Il me semble que la question de la vérité est présente dès qu'on parle, a fortiori si on écrit, ne serait-ce que parce que nos énoncés sont la plupart du temps des assertions.
K. Kraus disait que l’aphorisme n’était pas de dire la vérité, que l’aphorisme était plutôt de dire une vérité et demie. Et Kraus disait encore que l’auteur d’aphorisme plutôt que viser le centre de la cible préférait viser un peu au-dessus de cette cible. Ainsi plutôt que de viser le centre de la cible de la vérité, acte à travers lequel nous anéantissons la vérité à la seconde même où nous pensons l’atteindre, il serait préférable de viser au-dessus de la cible de l’évidence, geste par lequel la cible de l’évidence tremble alors à la fois de frayeur et de joie, tremblement miraculeux de l’évidence qui donne ainsi paradoxalement à sentir la forme indestructible de la certitude.

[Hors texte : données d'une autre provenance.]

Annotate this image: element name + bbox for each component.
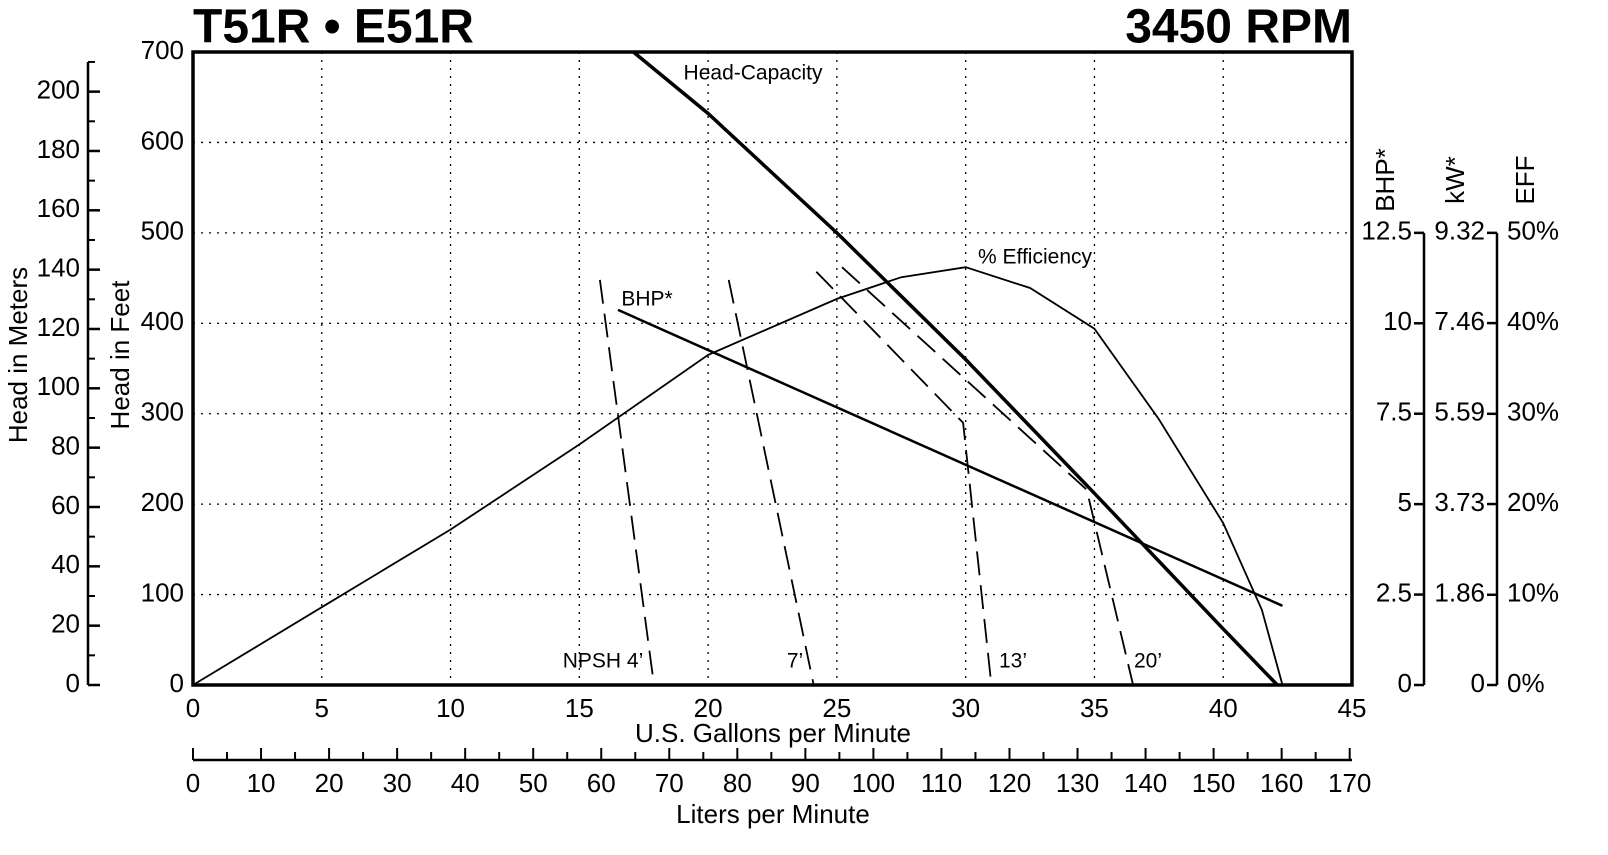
x-tick-label: 5: [315, 693, 329, 723]
series-line: [192, 266, 1284, 686]
right-tick-label: 12.5: [1361, 216, 1412, 246]
right-tick-label: 9.32: [1434, 216, 1485, 246]
lpm-tick-label: 60: [587, 768, 616, 798]
series-line: [632, 50, 1279, 687]
y-tick-label: 200: [141, 487, 184, 517]
meters-tick-label: 80: [51, 431, 80, 461]
lpm-tick-label: 160: [1260, 768, 1303, 798]
right-tick-label: 30%: [1507, 397, 1559, 427]
lpm-tick-label: 80: [723, 768, 752, 798]
right-tick-label: 7.5: [1376, 397, 1412, 427]
series-line: [599, 279, 655, 686]
right-tick-label: 10: [1383, 306, 1412, 336]
y-axis-title: Head in Feet: [105, 280, 135, 430]
x-tick-label: 15: [565, 693, 594, 723]
right-tick-label: 0: [1471, 668, 1485, 698]
right-tick-label: 2.5: [1376, 577, 1412, 607]
x-tick-label: 35: [1080, 693, 1109, 723]
right-tick-label: 0: [1398, 668, 1412, 698]
right-tick-label: 1.86: [1434, 578, 1485, 608]
series-line: [841, 266, 1134, 686]
meters-tick-label: 100: [37, 371, 80, 401]
series-label: NPSH 4’: [563, 650, 644, 673]
lpm-tick-label: 20: [315, 768, 344, 798]
y-tick-label: 500: [141, 216, 184, 246]
meters-tick-label: 140: [37, 253, 80, 283]
y-tick-label: 0: [170, 668, 184, 698]
right-axis-title: EFF: [1510, 155, 1540, 204]
series-label: Head-Capacity: [684, 62, 823, 85]
right-tick-label: 20%: [1507, 487, 1559, 517]
right-axis-title: kW*: [1440, 156, 1470, 204]
plot-frame: [191, 50, 1354, 687]
x-tick-label: 45: [1338, 693, 1367, 723]
right-tick-label: 40%: [1507, 306, 1559, 336]
meters-tick-label: 200: [37, 75, 80, 105]
lpm-tick-label: 120: [988, 768, 1031, 798]
right-tick-label: 7.46: [1434, 306, 1485, 336]
lpm-tick-label: 150: [1192, 768, 1235, 798]
x-tick-label: 20: [694, 693, 723, 723]
series-label: BHP*: [621, 288, 672, 311]
series-label: 20’: [1134, 650, 1162, 673]
meters-tick-label: 20: [51, 609, 80, 639]
meters-axis-title: Head in Meters: [3, 267, 33, 443]
lpm-tick-label: 100: [852, 768, 895, 798]
x-tick-label: 30: [951, 693, 980, 723]
x-axis-title: U.S. Gallons per Minute: [635, 718, 911, 748]
right-tick-label: 5: [1398, 487, 1412, 517]
y-tick-label: 700: [141, 35, 184, 65]
series-line: [815, 271, 993, 686]
right-tick-label: 0%: [1507, 668, 1545, 698]
lpm-tick-label: 30: [383, 768, 412, 798]
y-tick-label: 100: [141, 577, 184, 607]
right-tick-label: 3.73: [1434, 487, 1485, 517]
chart-subtitle: 3450 RPM: [1125, 1, 1352, 54]
right-tick-label: 5.59: [1434, 397, 1485, 427]
lpm-tick-label: 40: [451, 768, 480, 798]
y-tick-label: 600: [141, 125, 184, 155]
meters-tick-label: 160: [37, 193, 80, 223]
lpm-tick-label: 10: [247, 768, 276, 798]
x-tick-label: 25: [822, 693, 851, 723]
meters-tick-label: 0: [66, 668, 80, 698]
lpm-tick-label: 90: [791, 768, 820, 798]
series-line: [617, 308, 1284, 607]
series-label: 7’: [787, 650, 803, 673]
lpm-tick-label: 170: [1328, 768, 1371, 798]
right-tick-label: 50%: [1507, 216, 1559, 246]
lpm-tick-label: 70: [655, 768, 684, 798]
right-tick-label: 10%: [1507, 577, 1559, 607]
chart-title: T51R • E51R: [193, 1, 474, 54]
lpm-tick-label: 50: [519, 768, 548, 798]
meters-tick-label: 180: [37, 134, 80, 164]
right-axis-title: BHP*: [1370, 148, 1400, 212]
lpm-tick-label: 0: [186, 768, 200, 798]
meters-tick-label: 40: [51, 549, 80, 579]
lpm-tick-label: 130: [1056, 768, 1099, 798]
lpm-tick-label: 110: [921, 768, 962, 798]
x-tick-label: 0: [186, 693, 200, 723]
y-tick-label: 300: [141, 397, 184, 427]
meters-tick-label: 60: [51, 490, 80, 520]
series-line: [727, 279, 815, 686]
y-tick-label: 400: [141, 306, 184, 336]
x-tick-label: 10: [436, 693, 465, 723]
x-tick-label: 40: [1209, 693, 1238, 723]
series-label: 13’: [999, 650, 1027, 673]
lpm-tick-label: 140: [1124, 768, 1167, 798]
meters-tick-label: 120: [37, 312, 80, 342]
series-label: % Efficiency: [978, 246, 1092, 269]
lpm-axis-title: Liters per Minute: [676, 799, 870, 829]
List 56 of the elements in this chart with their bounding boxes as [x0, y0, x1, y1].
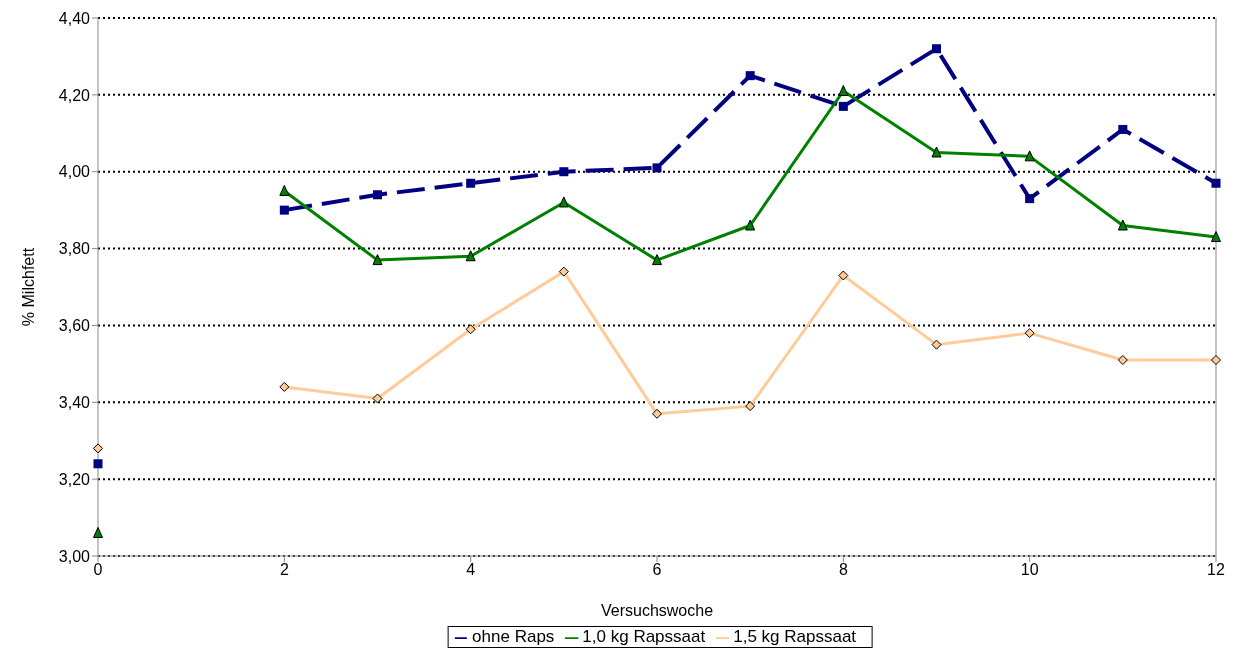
x-tick-label: 6 — [652, 561, 662, 579]
y-tick-label: 4,20 — [58, 86, 91, 104]
point — [1117, 219, 1128, 231]
y-tick-label: 3,00 — [58, 547, 91, 565]
y-tick-label: 3,80 — [58, 240, 91, 258]
x-tick-label: 12 — [1207, 561, 1225, 579]
point — [279, 205, 289, 215]
point — [93, 459, 103, 469]
point — [465, 324, 476, 335]
point — [279, 184, 290, 196]
x-tick-label: 8 — [838, 561, 848, 579]
point — [652, 163, 662, 173]
point — [1117, 355, 1128, 366]
point — [1211, 231, 1221, 243]
y-tick-label: 3,20 — [58, 470, 91, 488]
y-tick-label: 4,40 — [58, 9, 91, 27]
point — [745, 219, 756, 231]
x-tick-label: 4 — [466, 561, 476, 579]
point — [745, 401, 756, 412]
point — [652, 254, 662, 266]
point — [745, 71, 755, 81]
x-tick-label: 10 — [1020, 561, 1039, 579]
point — [466, 178, 476, 188]
point — [373, 190, 382, 200]
point — [652, 408, 662, 419]
point — [465, 250, 476, 262]
legend-label: 1,5 kg Rapssaat — [733, 627, 857, 646]
point — [279, 381, 290, 392]
point — [931, 339, 942, 350]
x-axis-title: Versuchswoche — [600, 602, 714, 619]
point — [558, 196, 569, 208]
point — [1211, 355, 1221, 366]
point — [558, 266, 569, 277]
point — [1024, 328, 1035, 339]
point — [838, 85, 849, 97]
y-tick-label: 4,00 — [58, 163, 91, 181]
point — [1211, 178, 1221, 188]
legend-label: ohne Raps — [472, 627, 555, 646]
point — [1025, 194, 1035, 204]
point — [559, 167, 569, 177]
point — [838, 270, 849, 281]
y-tick-label: 3,40 — [58, 393, 91, 411]
point — [931, 146, 942, 158]
x-tick-label: 2 — [279, 561, 289, 579]
point — [93, 443, 103, 454]
point — [838, 101, 848, 111]
y-tick-label: 3,60 — [58, 317, 91, 335]
y-axis-title: % Milchfett — [19, 247, 37, 327]
point — [372, 254, 383, 266]
point — [932, 44, 941, 54]
point — [93, 526, 103, 538]
point — [372, 393, 383, 404]
point — [1118, 124, 1128, 134]
point — [1024, 150, 1035, 162]
x-tick-label: 0 — [93, 561, 103, 579]
legend-label: 1,0 kg Rapssaat — [582, 627, 706, 646]
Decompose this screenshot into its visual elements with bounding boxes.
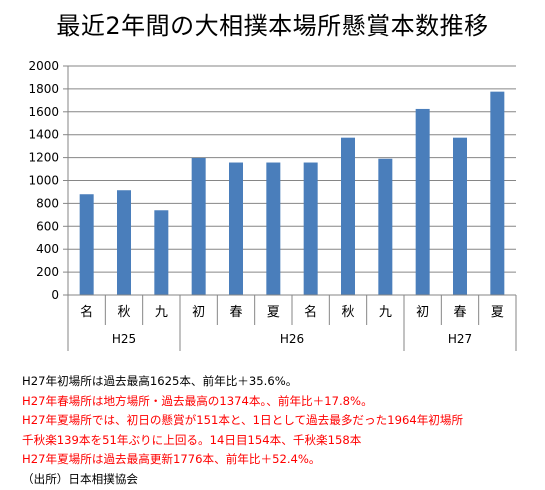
x-tick-label: 夏	[491, 305, 504, 320]
y-tick-label: 1000	[28, 174, 59, 188]
bar	[266, 162, 281, 295]
y-tick-label: 0	[51, 288, 59, 302]
bar	[229, 162, 243, 295]
x-tick-label: 初	[192, 305, 205, 320]
x-tick-label: 名	[80, 304, 93, 320]
y-tick-label: 1800	[28, 82, 59, 96]
note-source: （出所）日本相撲協会	[22, 471, 138, 486]
notes: H27年初場所は過去最高1625本、前年比＋35.6%。 H27年春場所は地方場…	[22, 372, 463, 490]
x-tick-label: 九	[379, 305, 392, 320]
bar	[303, 162, 318, 295]
bar	[79, 194, 94, 295]
note-line-2: H27年春場所は地方場所・過去最高の1374本。、前年比＋17.8%。	[22, 393, 373, 408]
y-tick-label: 600	[36, 219, 59, 233]
bar	[453, 137, 467, 295]
x-tick-label: 秋	[117, 305, 130, 320]
note-line-4: 千秋楽139本を51年ぶりに上回る。14日目154本、千秋楽158本	[22, 432, 362, 447]
bar	[490, 91, 505, 295]
x-tick-label: 春	[229, 305, 242, 320]
group-label: H25	[112, 332, 136, 346]
bar	[415, 108, 430, 295]
group-label: H27	[448, 332, 472, 346]
y-tick-label: 1200	[28, 151, 59, 165]
x-tick-label: 春	[453, 305, 466, 320]
note-line-3: H27年夏場所では、初日の懸賞が151本と、1日として過去最多だった1964年初…	[22, 413, 464, 428]
group-label: H26	[280, 332, 304, 346]
bar	[154, 210, 169, 295]
axis-labels: 0 200 400 600 800 1000 1200 1400 1600 1800 2000 名 秋 九…	[28, 59, 503, 346]
x-tick-label: 夏	[267, 305, 280, 320]
bar	[117, 190, 131, 295]
y-tick-label: 1600	[28, 105, 59, 119]
y-tick-label: 1400	[28, 128, 59, 142]
gridlines	[68, 65, 516, 296]
note-line-1: H27年初場所は過去最高1625本、前年比＋35.6%。	[22, 374, 298, 388]
x-tick-label: 九	[155, 305, 168, 320]
x-tick-label: 名	[304, 304, 317, 320]
x-tick-label: 初	[416, 305, 429, 320]
bars	[79, 91, 505, 295]
axes	[63, 65, 517, 351]
chart-title: 最近2年間の大相撲本場所懸賞本数推移	[56, 12, 489, 40]
bar	[378, 158, 393, 295]
y-tick-label: 200	[36, 265, 59, 279]
bar	[191, 157, 206, 295]
y-tick-label: 400	[36, 242, 59, 256]
y-tick-label: 800	[36, 196, 59, 210]
note-line-5: H27年夏場所は過去最高更新1776本、前年比＋52.4%。	[22, 452, 321, 467]
bar	[341, 137, 355, 295]
bar-chart: 0 200 400 600 800 1000 1200 1400 1600 1800 2000 名 秋 九…	[28, 59, 517, 351]
y-tick-label: 2000	[28, 59, 59, 73]
x-tick-label: 秋	[341, 305, 354, 320]
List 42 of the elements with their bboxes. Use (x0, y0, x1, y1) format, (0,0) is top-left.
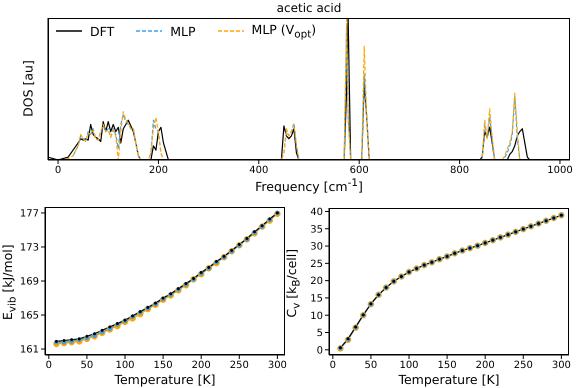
x-tick-label: 200 (148, 165, 168, 176)
y-tick-label: 20 (310, 276, 323, 288)
y-tick-label: 40 (310, 207, 323, 218)
x-tick-label: 0 (330, 360, 336, 372)
x-tick-label: 250 (514, 360, 533, 372)
y-tick-label: 161 (20, 344, 39, 356)
x-tick-label: 300 (552, 360, 571, 372)
x-tick-label: 250 (230, 360, 249, 372)
y-tick-label: 169 (20, 276, 39, 288)
x-tick-label: 100 (115, 360, 135, 372)
x-tick-label: 50 (364, 360, 378, 372)
x-tick-label: 50 (80, 360, 94, 372)
y-tick-label: 30 (310, 242, 323, 253)
x-axis-title: Temperature [K] (397, 372, 501, 387)
x-tick-label: 800 (450, 165, 470, 176)
y-tick-label: 0 (316, 345, 323, 356)
y-tick-label: 25 (310, 258, 323, 270)
y-tick-label: 15 (310, 293, 323, 304)
x-tick-label: 150 (154, 360, 173, 372)
x-tick-label: 300 (268, 360, 287, 372)
x-tick-label: 200 (192, 360, 211, 372)
x-tick-label: 400 (249, 165, 268, 176)
chart-title: acetic acid (276, 1, 342, 15)
x-tick-label: 150 (438, 360, 457, 372)
x-tick-label: 200 (476, 360, 495, 372)
y-axis-title: DOS [au] (20, 59, 36, 119)
y-tick-label: 35 (310, 224, 323, 236)
x-tick-label: 600 (350, 165, 369, 176)
legend-label: MLP (V$_{opt}$) (252, 22, 316, 40)
y-tick-label: 10 (310, 310, 323, 322)
legend-label: DFT (90, 24, 114, 39)
x-tick-label: 1000 (547, 165, 573, 176)
x-axis-title: Temperature [K] (113, 372, 217, 387)
y-tick-label: 5 (316, 328, 323, 340)
legend-label: MLP (170, 24, 196, 39)
y-tick-label: 165 (20, 310, 39, 322)
x-axis-title: Frequency [cm$^{-1}$] (254, 177, 364, 194)
x-tick-label: 0 (46, 360, 52, 372)
x-tick-label: 100 (399, 360, 419, 372)
y-tick-label: 177 (20, 208, 39, 220)
x-tick-label: 0 (54, 165, 62, 176)
y-tick-label: 173 (20, 242, 39, 254)
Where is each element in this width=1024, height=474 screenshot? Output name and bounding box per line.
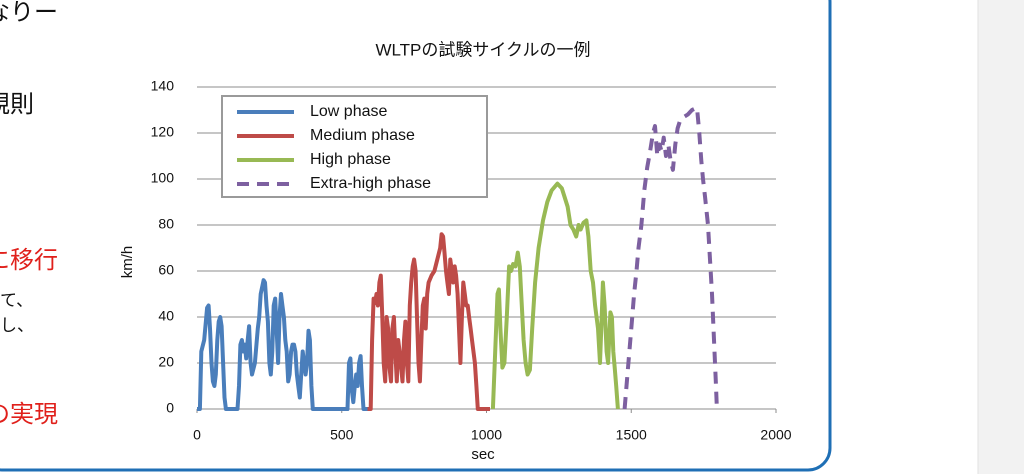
- slide-text-line: なりー: [0, 0, 58, 26]
- slide-text-line: 規則: [0, 90, 34, 118]
- y-tick-label: 120: [151, 124, 175, 140]
- y-tick-label: 80: [158, 216, 174, 232]
- y-tick-label: 100: [151, 170, 175, 186]
- x-axis-label: sec: [471, 446, 495, 463]
- x-tick-label: 1500: [616, 427, 647, 443]
- slide-text-line: に移行: [0, 246, 58, 274]
- series-line: [490, 181, 620, 410]
- y-axis-label: km/h: [119, 246, 136, 279]
- slide-frame: [0, 0, 832, 472]
- x-tick-label: 2000: [760, 427, 791, 443]
- series-line: [197, 278, 368, 411]
- slide-text-line: の実現: [0, 400, 58, 428]
- y-tick-label: 60: [158, 262, 174, 278]
- series-line: [367, 232, 490, 411]
- chart-title: WLTPの試験サイクルの一例: [375, 40, 590, 59]
- y-tick-label: 20: [158, 354, 174, 370]
- series-line: [622, 105, 719, 410]
- legend-label: Low phase: [310, 103, 387, 120]
- legend-label: Extra-high phase: [310, 175, 431, 192]
- x-tick-label: 1000: [471, 427, 502, 443]
- legend-label: High phase: [310, 151, 391, 168]
- slide-text-line: て、: [0, 291, 34, 311]
- y-tick-label: 140: [151, 78, 175, 94]
- x-tick-label: 0: [193, 427, 201, 443]
- slide-text-line: し、: [0, 316, 34, 336]
- legend-label: Medium phase: [310, 127, 415, 144]
- x-tick-label: 500: [330, 427, 354, 443]
- y-tick-label: 0: [166, 400, 174, 416]
- side-panel: [978, 0, 1024, 474]
- y-tick-label: 40: [158, 308, 174, 324]
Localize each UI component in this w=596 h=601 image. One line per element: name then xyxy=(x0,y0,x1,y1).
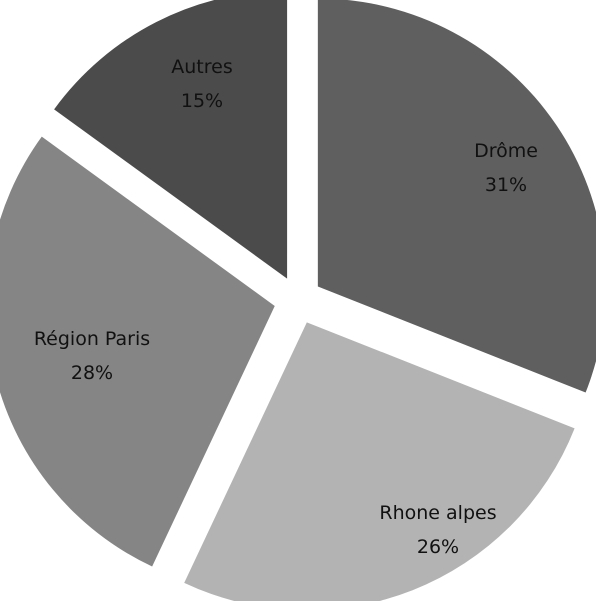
slice-percent-label: 15% xyxy=(181,90,223,112)
slice-percent-label: 31% xyxy=(485,174,527,196)
pie-slice-drôme xyxy=(317,0,596,393)
slice-percent-label: 28% xyxy=(71,362,113,384)
slice-category-label: Région Paris xyxy=(34,328,150,350)
slice-percent-label: 26% xyxy=(417,536,459,558)
pie-slice-rhone-alpes xyxy=(184,322,575,601)
slice-category-label: Rhone alpes xyxy=(379,502,496,524)
pie-slice-région-paris xyxy=(0,136,275,567)
slice-label: Région Paris 28% xyxy=(34,328,150,384)
pie-slice-autres xyxy=(54,0,288,279)
slice-category-label: Autres xyxy=(171,56,232,78)
slice-label: Autres 15% xyxy=(171,56,232,112)
slice-label: Rhone alpes 26% xyxy=(379,502,496,558)
slice-category-label: Drôme xyxy=(474,140,538,162)
slice-label: Drôme 31% xyxy=(474,140,538,196)
slice-labels: Drôme 31% Rhone alpes 26% Région Paris 28% Aut… xyxy=(34,56,538,558)
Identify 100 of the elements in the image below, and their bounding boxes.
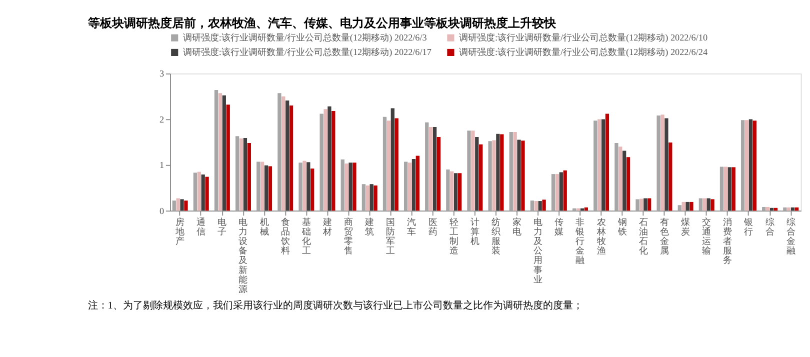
x-tick-label: 有色金属 [660,216,669,256]
bar [752,120,756,211]
bar [500,134,504,211]
bar [302,160,306,211]
bar [660,114,664,211]
x-tick-label: 电力及公用事业 [534,216,543,284]
bar [690,202,694,211]
bar [682,202,686,211]
bar [214,90,218,211]
bar [386,120,391,211]
bar [467,130,471,211]
bar [172,200,176,211]
bar [260,162,264,211]
bar [605,114,610,211]
bar [538,201,542,211]
x-tick-label: 建筑 [364,216,374,236]
bar [404,162,408,211]
bar [748,119,753,211]
bar [176,198,180,211]
x-tick-label: 电力设备及新能源 [238,216,248,294]
bar [432,126,437,211]
legend-label: 调研强度:该行业调研数量/行业公司总数量(12期移动) 2022/6/3 [182,32,428,43]
bar [324,109,328,211]
x-tick-label: 农林牧渔 [596,216,606,256]
bar [390,108,394,211]
bar [239,138,244,211]
bar [408,162,412,211]
x-tick-label: 石油石化 [638,216,648,256]
bar [471,130,475,211]
x-tick-label: 机械 [260,216,269,236]
bar [614,142,618,211]
bar [648,198,652,211]
y-tick-label: 3 [160,68,165,79]
x-tick-label: 食品饮料 [280,216,290,256]
x-tick-label: 综合 [765,216,774,236]
bar [513,132,517,211]
bar [530,200,534,211]
bar [668,142,672,211]
bar [698,198,703,211]
bar [458,173,462,211]
bar [446,169,450,211]
bar [496,134,500,211]
bar [310,168,314,211]
x-tick-label: 建材 [322,216,332,236]
bar [425,122,429,211]
bar [286,100,290,211]
x-tick-label: 综合金融 [786,216,796,256]
bar [636,199,640,211]
x-tick-label: 钢铁 [616,216,627,236]
y-tick-label: 0 [160,206,165,216]
bar [180,199,184,211]
bar [197,172,201,211]
bar [340,159,344,211]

Le geste du jeu c’est à dire aussi le geste de l’illusion c’est précisément cela.
« Le monde nous a été donné comme énigmatique et inintelligible, et la tâche de la pensée est de le rendre si possible, encore plus énigmatique et inintelligible. »
« Quelqu’un disait : tout est vrai, rien n’est exact. Je dirais à l’inverse : rien n’est vrai, tout est exact. » J. Baudrillard
L’écriture donne ainsi à sentir l’exactitude de l’énigme, l’exactitude insensée de l’énigme, l’exactitude insensée de l’énigme en dehors du vrai et du faux.